Dell cuts guidance, showing industry uncertainty
AP Technology Writer
SAN FRANCISCO — Dell Inc.’s decision to cut its revenue forecast for the year shows how computer makers are getting pulled in two directions at once, stretching some investors’ faith to a breaking point.
Corporate and government demand for PCs has been strong for the past year, helping to lift the industry after the Great Recession. But consumer demand has collapsed because of high unemployment and the lure of new gadgets such as tablet computers and smartphones.
Worrisome new economic signs and budget cuts threaten to hamper the recovery. They have cast doubt on the ability of Dell and other PC makers to lift themselves in a meaningful way.
Dell’s stock fell more than 7 percent Tuesday even as the company said its net income rose 63 percent in the latest quarter. The company lowered its revenue forecast for the fiscal year ending in January. It blamed “a more uncertain demand environment” than previously envisioned and a corporate decision to focus on more profitable deals.
The downgrade followed a barrage of bad news in recent months about the computer industry’s health, and it could be a harbinger of tough times for other computer makers. Hewlett-Packard Co., the world’s No. 1 PC maker, reports its results Thursday.
Shaw Wu, a technology analyst with Sterne Agee, said Dell’s forecast was surprisingly weak and reflects economic troubles that are leading to lower spending globally on information technology. He added that it “definitely dampens expectations” for HP.
However, Wu added that part of Dell’s troubles come as another company — Apple Inc. — is benefiting with a stronger push into small and medium businesses.
Apple, a key player in inventing the PC some 30 years ago, is thriving even as the PC industry suffers because of the company’s pioneering of new markets, including tablet computers with the popular iPad. Over the past week, Apple has traded places with Exxon Mobil Corp. as the most valuable company in the world.
Outside of demand for Apple’s Mac computers, consumer demand for PCs has cratered, reducing growth and even leading to contraction in the U.S. and Europe. Although consumers make up only 20 percent of Dell’s PC business, they remain a powerful force in the digital economy. By snapping up iPads and smartphones, consumers are demonstrating that some hot new technologies — just not PCs — can be strong sellers even in hard economic times.
Meanwhile, government austerity measures have fueled uncertainty. That is threatening to depress not just government spending but consumer spending as well.
The pressures have deepened doubts about the industry’s recovery. Dell’s revenue from large corporations and consumers each rose 1 percent during the quarter from last year, to $4.6 billion and $2.9 billion, respectively. But revenue from the public sector fell 3 percent to $4.5 billion.
Revenue from small– and medium-sized businesses, where analysts say Dell is losing ground to Apple, grew 5 percent to $3.7 billion. But that growth rate is lower than previous years. In the same quarter last year, revenue grew 25 percent.

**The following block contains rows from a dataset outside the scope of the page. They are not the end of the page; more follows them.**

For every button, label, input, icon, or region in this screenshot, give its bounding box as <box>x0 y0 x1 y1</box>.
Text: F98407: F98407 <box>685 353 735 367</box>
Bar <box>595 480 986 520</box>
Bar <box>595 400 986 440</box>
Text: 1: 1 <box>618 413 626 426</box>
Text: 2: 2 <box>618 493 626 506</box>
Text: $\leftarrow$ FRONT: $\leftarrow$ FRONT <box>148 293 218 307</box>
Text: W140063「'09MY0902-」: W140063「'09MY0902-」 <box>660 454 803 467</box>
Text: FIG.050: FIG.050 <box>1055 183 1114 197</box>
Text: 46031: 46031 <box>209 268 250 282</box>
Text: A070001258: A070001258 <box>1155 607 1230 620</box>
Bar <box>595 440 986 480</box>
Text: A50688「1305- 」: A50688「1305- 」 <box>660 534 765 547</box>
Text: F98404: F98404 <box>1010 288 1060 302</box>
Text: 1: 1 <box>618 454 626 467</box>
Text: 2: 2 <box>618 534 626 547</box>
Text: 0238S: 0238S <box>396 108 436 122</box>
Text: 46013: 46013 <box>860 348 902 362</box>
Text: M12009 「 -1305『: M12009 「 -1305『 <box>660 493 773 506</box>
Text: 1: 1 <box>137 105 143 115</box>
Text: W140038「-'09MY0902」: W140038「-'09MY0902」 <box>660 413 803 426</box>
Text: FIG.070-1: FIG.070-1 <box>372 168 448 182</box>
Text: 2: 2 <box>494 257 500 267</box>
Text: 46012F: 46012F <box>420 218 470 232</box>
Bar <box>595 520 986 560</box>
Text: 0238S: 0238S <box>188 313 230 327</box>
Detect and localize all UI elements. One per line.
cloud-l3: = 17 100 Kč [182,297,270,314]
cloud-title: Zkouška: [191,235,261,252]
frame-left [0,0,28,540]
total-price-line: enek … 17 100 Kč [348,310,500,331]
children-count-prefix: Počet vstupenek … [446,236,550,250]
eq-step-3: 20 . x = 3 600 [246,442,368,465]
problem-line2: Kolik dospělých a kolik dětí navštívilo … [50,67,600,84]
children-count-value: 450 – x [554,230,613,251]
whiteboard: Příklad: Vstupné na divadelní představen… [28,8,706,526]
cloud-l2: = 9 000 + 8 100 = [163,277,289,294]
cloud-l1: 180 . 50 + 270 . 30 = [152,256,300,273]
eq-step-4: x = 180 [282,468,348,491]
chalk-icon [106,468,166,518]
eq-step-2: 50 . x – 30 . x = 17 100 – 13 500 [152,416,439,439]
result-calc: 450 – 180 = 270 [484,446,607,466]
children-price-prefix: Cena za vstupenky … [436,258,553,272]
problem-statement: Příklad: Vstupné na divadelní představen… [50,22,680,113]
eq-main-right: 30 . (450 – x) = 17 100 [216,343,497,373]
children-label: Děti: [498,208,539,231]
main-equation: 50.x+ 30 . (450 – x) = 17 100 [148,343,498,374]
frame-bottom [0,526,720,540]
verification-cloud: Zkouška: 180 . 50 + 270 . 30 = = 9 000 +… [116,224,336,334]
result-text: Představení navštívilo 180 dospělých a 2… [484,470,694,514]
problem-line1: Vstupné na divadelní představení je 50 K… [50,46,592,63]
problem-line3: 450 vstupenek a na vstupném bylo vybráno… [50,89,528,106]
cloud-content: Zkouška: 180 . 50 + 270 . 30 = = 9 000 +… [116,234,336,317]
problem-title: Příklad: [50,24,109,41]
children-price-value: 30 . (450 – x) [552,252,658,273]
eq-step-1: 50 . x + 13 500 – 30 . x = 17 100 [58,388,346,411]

Where growth is occurring, it’s generally not in Western countries. Dell indicated that India and China were two of its strongest-growing regions in the three months ended July 29, its fiscal second quarter.
After the market closed, Dell said net income rose to $890 million, or 48 cents per share, primarily on the strength of corporate and government spending. Companies have been banking record profits and upgrading older PCs and servers even as hiring remains tepid.
Dell earned 54 cents per share on an adjusted basis, which beat the average estimate of 49 cents per share from analysts polled by FactSet. A year ago, Dell earned $545 million, or 28 cents per share.
But Dell’s revenue fell short. Although it rose 1 percent to $15.66 billion, analysts had been expecting $15.75 billion.
The company, which is based in Round Rock, Texas, also said it now expects revenue to grow 1 percent to 5 percent, compared with its previous forecast of 5 percent to 9 percent. The new forecast translates to $62.1 billion to $64.6 billion.